How powerful is popular culture? It has tremendous influence on much of our daily lives, impacting everything from food choices and diets, to exercise, and what products we buy. Many of these choices our those we make to help our families lead healthy lives.
Dr. Timothy Caulfield would like to like to see governments, regulators, and consumers wrestle some of that influence from celebrities who tout everything from vinegar diets to colon cleanses and intravenous vitamin therapy.
Caulfield, a professor with the University of Alberta’s law and public health departments, tackled the topic in his book Is Gwyneth Paltrow Wrong about Everything? He says research shows these things “do not work, but despite this you have a multi-billion dollar diet industry that is largely driven by celebrity culture.”

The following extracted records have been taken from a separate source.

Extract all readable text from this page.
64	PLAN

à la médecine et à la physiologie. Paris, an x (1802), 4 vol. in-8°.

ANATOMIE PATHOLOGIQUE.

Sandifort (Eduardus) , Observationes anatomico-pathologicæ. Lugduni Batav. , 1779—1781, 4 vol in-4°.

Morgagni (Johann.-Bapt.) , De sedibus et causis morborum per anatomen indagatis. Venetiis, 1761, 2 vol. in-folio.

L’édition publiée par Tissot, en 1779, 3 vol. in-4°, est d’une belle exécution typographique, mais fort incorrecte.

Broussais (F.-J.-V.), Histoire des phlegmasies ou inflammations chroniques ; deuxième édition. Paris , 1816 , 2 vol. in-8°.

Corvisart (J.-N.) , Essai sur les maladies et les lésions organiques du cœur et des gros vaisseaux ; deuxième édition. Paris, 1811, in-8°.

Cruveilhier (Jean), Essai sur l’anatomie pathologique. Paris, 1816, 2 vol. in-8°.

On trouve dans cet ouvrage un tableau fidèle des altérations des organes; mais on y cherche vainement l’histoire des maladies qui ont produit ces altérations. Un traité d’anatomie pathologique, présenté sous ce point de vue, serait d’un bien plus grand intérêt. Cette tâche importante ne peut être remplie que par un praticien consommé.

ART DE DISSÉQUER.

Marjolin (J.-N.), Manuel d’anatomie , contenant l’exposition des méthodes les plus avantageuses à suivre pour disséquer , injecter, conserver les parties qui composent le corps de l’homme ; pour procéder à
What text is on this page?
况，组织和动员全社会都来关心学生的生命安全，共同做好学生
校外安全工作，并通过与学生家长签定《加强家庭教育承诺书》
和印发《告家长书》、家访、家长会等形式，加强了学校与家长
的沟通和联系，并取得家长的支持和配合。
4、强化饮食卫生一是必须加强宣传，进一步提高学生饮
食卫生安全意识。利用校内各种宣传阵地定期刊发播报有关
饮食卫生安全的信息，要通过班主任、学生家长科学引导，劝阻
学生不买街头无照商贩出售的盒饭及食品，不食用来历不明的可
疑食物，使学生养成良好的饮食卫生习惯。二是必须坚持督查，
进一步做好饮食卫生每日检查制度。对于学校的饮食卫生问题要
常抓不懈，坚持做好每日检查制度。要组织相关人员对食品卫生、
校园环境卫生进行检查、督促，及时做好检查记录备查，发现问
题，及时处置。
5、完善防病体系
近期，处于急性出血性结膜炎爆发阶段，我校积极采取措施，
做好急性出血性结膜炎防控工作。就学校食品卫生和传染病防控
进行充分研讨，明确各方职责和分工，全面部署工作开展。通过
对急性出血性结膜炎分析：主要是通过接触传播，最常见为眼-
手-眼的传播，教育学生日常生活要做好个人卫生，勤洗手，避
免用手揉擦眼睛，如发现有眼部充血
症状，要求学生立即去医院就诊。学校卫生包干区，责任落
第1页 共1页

Is it possible to reel in the stars and put the squeeze on celebrity culture? Caulfield addressed this challenge at the recent Farm & Food Care Ontario annual meeting last month. In this interview, Caulfield discusses how farmers and the agriculture industry can steal a page from the celebrity playbook to tell agriculture’s story to consumers.
He also talks about the need to put more teeth in advertising rules and the need to get governments and universities to issue policy statements about the “baloney and to empower the scientific community to become part of the discussion.”
“I would like to see more truth in advertising, but it’s hard,” says Caulfield. “The natural health industry is a powerful lobby. Recently, Health Canada has wanted to move to a more science-based approach with the regulation of natural health products, but that community mobilized and pushed hard against it. It’s not like everyone is on the same page. There are other voices out there who don’t want science to be the primary driver of regulation.”